Thanks, guys , This computer has had little use, its never had a download I have reclaimed about 3GB, by deleting apps and a couple of windows past updates, I need another 3 GB, I figure the unit has been filled up with windows updates, temp file is empty , my goal is doing an out of the box clean retore, I need three more GB,


----------



## flavallee (May 12, 2002)

Other than what I've already suggested, I don't know how else you can reclaim another 3 GB of free space.
That 32 GB(28 GB actual capacity) eMMC drive is just too small.

--------------------------------------------------------------


----------



## managed (May 24, 2003)

Try running Disk Cleanup and click on the 'Clean up system files' button and post a screen-shot of the new window please.

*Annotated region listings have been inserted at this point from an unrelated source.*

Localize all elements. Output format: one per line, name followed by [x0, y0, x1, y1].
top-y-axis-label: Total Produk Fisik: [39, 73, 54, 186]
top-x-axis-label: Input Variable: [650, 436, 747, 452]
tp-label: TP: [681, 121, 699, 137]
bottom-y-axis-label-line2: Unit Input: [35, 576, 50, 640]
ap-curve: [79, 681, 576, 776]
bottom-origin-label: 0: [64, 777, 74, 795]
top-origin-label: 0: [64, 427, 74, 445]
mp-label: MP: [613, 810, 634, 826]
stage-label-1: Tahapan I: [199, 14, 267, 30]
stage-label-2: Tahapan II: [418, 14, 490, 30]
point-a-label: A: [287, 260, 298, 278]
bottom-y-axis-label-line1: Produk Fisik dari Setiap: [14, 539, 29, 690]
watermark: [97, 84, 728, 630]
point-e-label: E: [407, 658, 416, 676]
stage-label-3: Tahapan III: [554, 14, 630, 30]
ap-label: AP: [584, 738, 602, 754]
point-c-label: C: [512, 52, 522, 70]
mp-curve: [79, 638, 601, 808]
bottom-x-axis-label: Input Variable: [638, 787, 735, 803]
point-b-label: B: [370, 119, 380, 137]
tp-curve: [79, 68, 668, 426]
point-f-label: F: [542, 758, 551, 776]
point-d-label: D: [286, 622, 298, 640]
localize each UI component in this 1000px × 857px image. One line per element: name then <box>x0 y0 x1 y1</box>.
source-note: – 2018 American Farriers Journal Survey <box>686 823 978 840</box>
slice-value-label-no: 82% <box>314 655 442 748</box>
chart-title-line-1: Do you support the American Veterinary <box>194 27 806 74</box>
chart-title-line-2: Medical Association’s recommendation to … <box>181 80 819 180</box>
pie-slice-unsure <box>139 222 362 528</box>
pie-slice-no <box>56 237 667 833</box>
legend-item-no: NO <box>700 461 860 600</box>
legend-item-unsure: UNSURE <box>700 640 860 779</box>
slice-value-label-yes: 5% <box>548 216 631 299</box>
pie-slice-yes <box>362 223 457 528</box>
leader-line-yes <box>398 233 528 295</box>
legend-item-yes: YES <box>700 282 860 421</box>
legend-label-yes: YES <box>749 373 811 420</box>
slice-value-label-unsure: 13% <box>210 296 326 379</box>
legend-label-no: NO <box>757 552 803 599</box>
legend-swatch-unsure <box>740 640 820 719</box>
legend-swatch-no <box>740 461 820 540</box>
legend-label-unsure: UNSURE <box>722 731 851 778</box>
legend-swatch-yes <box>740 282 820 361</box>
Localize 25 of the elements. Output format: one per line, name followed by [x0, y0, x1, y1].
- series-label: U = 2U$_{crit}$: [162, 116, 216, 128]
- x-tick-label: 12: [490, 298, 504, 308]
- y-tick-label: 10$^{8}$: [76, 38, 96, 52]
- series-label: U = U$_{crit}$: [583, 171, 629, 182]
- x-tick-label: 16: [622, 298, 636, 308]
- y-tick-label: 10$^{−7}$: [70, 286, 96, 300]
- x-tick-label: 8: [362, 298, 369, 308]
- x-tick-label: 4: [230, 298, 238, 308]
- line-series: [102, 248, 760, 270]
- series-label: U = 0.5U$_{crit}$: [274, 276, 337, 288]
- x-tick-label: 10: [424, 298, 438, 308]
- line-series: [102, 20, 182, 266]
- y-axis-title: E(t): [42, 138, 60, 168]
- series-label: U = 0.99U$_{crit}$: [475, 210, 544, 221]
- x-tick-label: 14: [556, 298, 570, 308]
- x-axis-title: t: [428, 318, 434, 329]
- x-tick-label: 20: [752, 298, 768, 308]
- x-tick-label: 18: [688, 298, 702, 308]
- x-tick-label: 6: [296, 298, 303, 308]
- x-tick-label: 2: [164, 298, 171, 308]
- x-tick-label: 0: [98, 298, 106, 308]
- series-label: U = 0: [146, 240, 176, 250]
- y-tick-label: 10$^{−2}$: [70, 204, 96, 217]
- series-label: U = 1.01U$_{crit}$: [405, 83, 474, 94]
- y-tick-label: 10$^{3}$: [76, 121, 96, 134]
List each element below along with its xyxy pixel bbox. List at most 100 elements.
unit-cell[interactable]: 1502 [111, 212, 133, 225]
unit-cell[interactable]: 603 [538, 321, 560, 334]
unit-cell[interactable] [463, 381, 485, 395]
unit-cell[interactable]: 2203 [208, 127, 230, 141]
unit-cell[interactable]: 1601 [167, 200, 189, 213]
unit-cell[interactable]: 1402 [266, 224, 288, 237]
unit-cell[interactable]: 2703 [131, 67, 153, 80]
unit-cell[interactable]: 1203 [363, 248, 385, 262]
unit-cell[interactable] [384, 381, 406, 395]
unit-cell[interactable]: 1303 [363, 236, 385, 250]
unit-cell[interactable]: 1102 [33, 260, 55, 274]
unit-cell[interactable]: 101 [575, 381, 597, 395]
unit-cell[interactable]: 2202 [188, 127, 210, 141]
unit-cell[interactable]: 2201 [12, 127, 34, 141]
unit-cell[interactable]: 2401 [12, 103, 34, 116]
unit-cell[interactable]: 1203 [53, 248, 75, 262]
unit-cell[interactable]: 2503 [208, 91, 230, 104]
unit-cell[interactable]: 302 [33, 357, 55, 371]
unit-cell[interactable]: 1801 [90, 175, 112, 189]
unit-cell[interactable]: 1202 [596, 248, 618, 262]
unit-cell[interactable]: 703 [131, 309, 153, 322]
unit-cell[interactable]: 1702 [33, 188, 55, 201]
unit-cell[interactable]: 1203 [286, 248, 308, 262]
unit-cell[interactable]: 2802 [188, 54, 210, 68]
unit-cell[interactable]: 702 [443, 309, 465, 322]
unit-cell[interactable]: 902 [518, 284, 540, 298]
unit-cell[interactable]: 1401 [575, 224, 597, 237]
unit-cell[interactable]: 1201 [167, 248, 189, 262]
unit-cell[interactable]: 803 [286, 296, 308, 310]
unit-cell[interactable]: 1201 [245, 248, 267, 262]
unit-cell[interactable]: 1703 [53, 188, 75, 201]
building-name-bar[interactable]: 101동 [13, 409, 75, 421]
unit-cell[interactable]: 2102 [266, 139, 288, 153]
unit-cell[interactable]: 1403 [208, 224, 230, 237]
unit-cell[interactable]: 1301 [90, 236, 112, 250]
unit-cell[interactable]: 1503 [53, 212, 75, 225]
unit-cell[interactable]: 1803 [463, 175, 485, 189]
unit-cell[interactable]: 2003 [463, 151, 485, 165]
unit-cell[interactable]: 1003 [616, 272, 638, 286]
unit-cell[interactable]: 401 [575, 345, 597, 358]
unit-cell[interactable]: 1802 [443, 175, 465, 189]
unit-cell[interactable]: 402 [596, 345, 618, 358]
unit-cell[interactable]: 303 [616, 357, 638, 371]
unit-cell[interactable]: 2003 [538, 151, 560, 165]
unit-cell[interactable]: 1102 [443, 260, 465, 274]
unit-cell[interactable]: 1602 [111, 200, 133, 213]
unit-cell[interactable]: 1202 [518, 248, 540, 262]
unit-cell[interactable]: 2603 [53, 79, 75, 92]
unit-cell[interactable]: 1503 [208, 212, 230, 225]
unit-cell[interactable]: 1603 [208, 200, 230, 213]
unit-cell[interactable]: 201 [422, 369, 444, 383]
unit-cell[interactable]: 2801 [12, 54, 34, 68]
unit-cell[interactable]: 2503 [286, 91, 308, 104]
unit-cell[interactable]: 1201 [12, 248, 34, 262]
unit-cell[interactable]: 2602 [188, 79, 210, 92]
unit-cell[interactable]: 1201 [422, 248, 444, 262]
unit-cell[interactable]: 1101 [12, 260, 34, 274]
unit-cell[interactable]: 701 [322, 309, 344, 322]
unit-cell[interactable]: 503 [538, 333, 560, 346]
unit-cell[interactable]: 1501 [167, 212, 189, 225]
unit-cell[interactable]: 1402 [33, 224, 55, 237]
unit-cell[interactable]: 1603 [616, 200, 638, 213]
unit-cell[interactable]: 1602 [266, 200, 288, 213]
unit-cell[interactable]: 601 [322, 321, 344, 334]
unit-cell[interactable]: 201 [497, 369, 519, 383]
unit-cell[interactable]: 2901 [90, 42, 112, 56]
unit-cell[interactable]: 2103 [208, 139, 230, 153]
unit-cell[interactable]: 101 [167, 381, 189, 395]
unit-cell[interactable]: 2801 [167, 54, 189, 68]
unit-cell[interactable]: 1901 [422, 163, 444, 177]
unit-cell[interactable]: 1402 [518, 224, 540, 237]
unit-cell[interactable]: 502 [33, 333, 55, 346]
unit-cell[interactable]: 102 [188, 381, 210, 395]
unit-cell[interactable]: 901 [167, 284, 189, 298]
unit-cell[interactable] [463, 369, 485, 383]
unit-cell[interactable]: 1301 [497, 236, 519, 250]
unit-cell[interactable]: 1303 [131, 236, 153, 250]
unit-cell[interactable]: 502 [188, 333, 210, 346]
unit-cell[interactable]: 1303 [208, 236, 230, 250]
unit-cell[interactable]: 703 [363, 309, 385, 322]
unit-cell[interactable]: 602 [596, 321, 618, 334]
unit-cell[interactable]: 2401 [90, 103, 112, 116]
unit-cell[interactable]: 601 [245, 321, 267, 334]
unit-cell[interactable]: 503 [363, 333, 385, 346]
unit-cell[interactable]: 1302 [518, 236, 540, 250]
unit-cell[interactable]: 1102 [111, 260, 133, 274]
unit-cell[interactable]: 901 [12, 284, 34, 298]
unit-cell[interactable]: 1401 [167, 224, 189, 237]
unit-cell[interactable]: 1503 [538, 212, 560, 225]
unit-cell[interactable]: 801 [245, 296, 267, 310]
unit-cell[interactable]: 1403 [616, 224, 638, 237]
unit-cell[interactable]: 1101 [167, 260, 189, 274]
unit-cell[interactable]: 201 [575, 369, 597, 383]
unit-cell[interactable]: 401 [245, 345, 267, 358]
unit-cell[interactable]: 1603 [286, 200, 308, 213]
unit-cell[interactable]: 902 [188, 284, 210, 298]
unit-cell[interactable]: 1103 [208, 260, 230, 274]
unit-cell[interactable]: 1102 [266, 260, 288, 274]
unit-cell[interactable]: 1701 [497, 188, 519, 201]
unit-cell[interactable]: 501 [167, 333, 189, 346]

https://forums.techguy.org/help/screenshot/


----------



## Rosemarie49 (Jan 1, 2020)

managed said:


> Try running Disk Cleanup and click on the 'Clean up system files' button and post a screen-shot of the new window, please.
> 
> https://forums.techguy.org/help/screenshot/


Thanks after deleting software distribution folders I only need 2gb I already used cleanup system file, but I have been here before when I find space it will do an update, I need to find deletes that don't require restarting, one thing I found under update history, is that there are over 50 failed updates going back to 2018 it's on version 10.0.15063 I can see its tried to do other version updates, and failed multiple times


----------



## managed (May 24, 2003)

You can prevent it updating by disconnecting from the Internet.


----------